İman buhranından kurtulmak için: Müslüman içinde yaşadığı toplumun etkisinden ve yetkisinden kurtulması gerekir. Bunu için : ‘’Sen ey Rasül! Allah’a karşı sorumluluğunun bilincinde ol! (Açıktan) inkar edenlere ve iki yüzlü davrananlara uyma! Unutma ki Allah her şeyi bilendir, her hükmünde tam isabet edendir.’’(Ahzab suresi;1.ayet). Aslında yapılması serbest olan bir davranıştan sırf toplumsal baskıdan çekinerek vazgeçmek ve o kolektif yanlışı sorgulamamak, bu ilahi uyarının gerekçesini oluşturmaktadır. ‘’(sadece) Rabbinden sana bildirilene uy! Çünkü Allah yaptığınız her şeyden haberdardır.’’ ‘’Ve yalnızca Allah’a dayan zira dayanak ve savunucu olarak Allah yeter.’’(Ahzab suresi;2-3.ayet). Toplumsal baskıya karşı ‘’koruyucu otorite’’ olarak Allah yeter. Toplumun nesnesi olmak istemeyen, mutlaka daha üst otoriteye dayanmalıdır. O Allah’tır. İnsan o zaman toplum içindeki özelliğini muhafaza eder.
İman mefkuresi: ‘’Rasul Rabbindenkendine indirilene (önce kendisi) iman etti, sonrada müminler.
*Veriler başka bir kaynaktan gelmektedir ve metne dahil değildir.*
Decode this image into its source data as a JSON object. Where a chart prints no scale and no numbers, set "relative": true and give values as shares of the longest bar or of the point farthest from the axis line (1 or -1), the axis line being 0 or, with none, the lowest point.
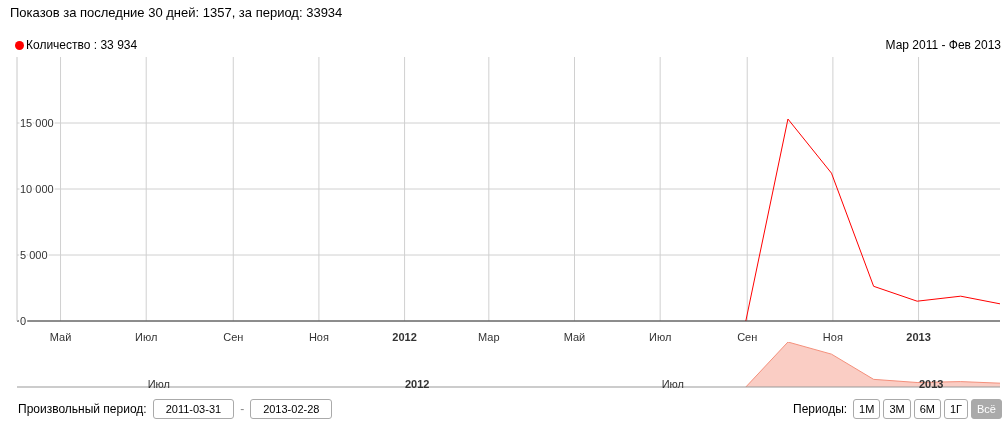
{
  "chart_data": [
    {
      "type": "line",
      "title": "Показов за последние 30 дней: 1357, за период: 33934",
      "subtitle": "Мар 2011 - Фев 2013",
      "legend": "top left",
      "grid": true,
      "x": [
        "2012-08-31",
        "2012-09-30",
        "2012-10-31",
        "2012-11-30",
        "2012-12-31",
        "2013-01-31",
        "2013-02-28"
      ],
      "series": [
        {
          "name": "Количество : 33 934",
          "color": "#ff0000",
          "values": [
            0,
            15300,
            11200,
            2630,
            1500,
            1880,
            1300
          ]
        }
      ],
      "xlim": [
        "2011-03-31",
        "2013-02-28"
      ],
      "xticks": [
        {
          "value": "2011-05-01",
          "label": "Май"
        },
        {
          "value": "2011-07-01",
          "label": "Июл"
        },
        {
          "value": "2011-09-01",
          "label": "Сен"
        },
        {
          "value": "2011-11-01",
          "label": "Ноя"
        },
        {
          "value": "2012-01-01",
          "label": "2012"
        },
        {
          "value": "2012-03-01",
          "label": "Мар"
        },
        {
          "value": "2012-05-01",
          "label": "Май"
        },
        {
          "value": "2012-07-01",
          "label": "Июл"
        },
        {
          "value": "2012-09-01",
          "label": "Сен"
        },
        {
          "value": "2012-11-01",
          "label": "Ноя"
        },
        {
          "value": "2013-01-01",
          "label": "2013"
        }
      ],
      "ylim": [
        0,
        20000
      ],
      "yticks": [
        0,
        {
          "value": 5000,
          "label": "5 000"
        },
        {
          "value": 10000,
          "label": "10 000"
        },
        {
          "value": 15000,
          "label": "15 000"
        }
      ]
    },
    {
      "type": "area",
      "relative": true,
      "x": [
        "2012-08-31",
        "2012-09-30",
        "2012-10-31",
        "2012-11-30",
        "2012-12-31",
        "2013-01-31",
        "2013-02-28"
      ],
      "series": [
        {
          "color": "#f4907c",
          "values": [
            0,
            1,
            0.73,
            0.17,
            0.1,
            0.12,
            0.085
          ]
        }
      ],
      "xlim": [
        "2011-03-31",
        "2013-02-28"
      ],
      "xticks": [
        {
          "value": "2011-07-10",
          "label": "Июл"
        },
        {
          "value": "2012-01-10",
          "label": "2012"
        },
        {
          "value": "2012-07-10",
          "label": "Июл"
        },
        {
          "value": "2013-01-10",
          "label": "2013"
        }
      ],
      "annotations": [
        "Произвольный период:",
        "2011-03-31",
        "-",
        "2013-02-28",
        "Периоды:",
        "1М",
        "3М",
        "6М",
        "1Г",
        "Всё"
      ]
    }
  ]
}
HepsiAllah’a , meleklerine, mesajına ve elçilerine inandılar: O’nun elçilerinden hiç biri arasında ayırım yapmayız. İşittik ve itaat ettik; bağışlamanı dileriz ey Rabbimiz: zira varış sanadır!’’(Bakara;285.ayat) ‘’ Allah kimseyi taşımayacağından fazlasıyla mükellef kılmaz. Herkesin kazandığı iyilik kendi lehinedir. İşlediği kötülükte kendi aleyhinedir. Rabbimiz! Unutur ya da yanılırsak, bundan dolayı bizi cezalandırma! Rabbimiz! Bizden öncekilere yüklediğin gibi bize de ağır yük yükleme! Rabbimiz! Takat getiremeyeceğimiz şeylerle bizi sorumlu kılma! Günahlarımızı affet, bizi bağışla, bize merhamet et! Sen bizim mevla’mızsın; Kafirler güruhunakarşı, Sen bize yardım et! ‘’(Bakara suresi;186.ayet) Parçayı görene düşen bütünü gören Allah’a teslim olmaktır. Bunu bilen her kula ise bu bilinçle dua etmek yakışır. Müslüman’ım diyen her kesin iman nuru ile aydınlanıp, iman buhranından uzaklaşarak, Allah’ın mesajını hayat tarzı haline getirmesi dilek ve temennisiyle!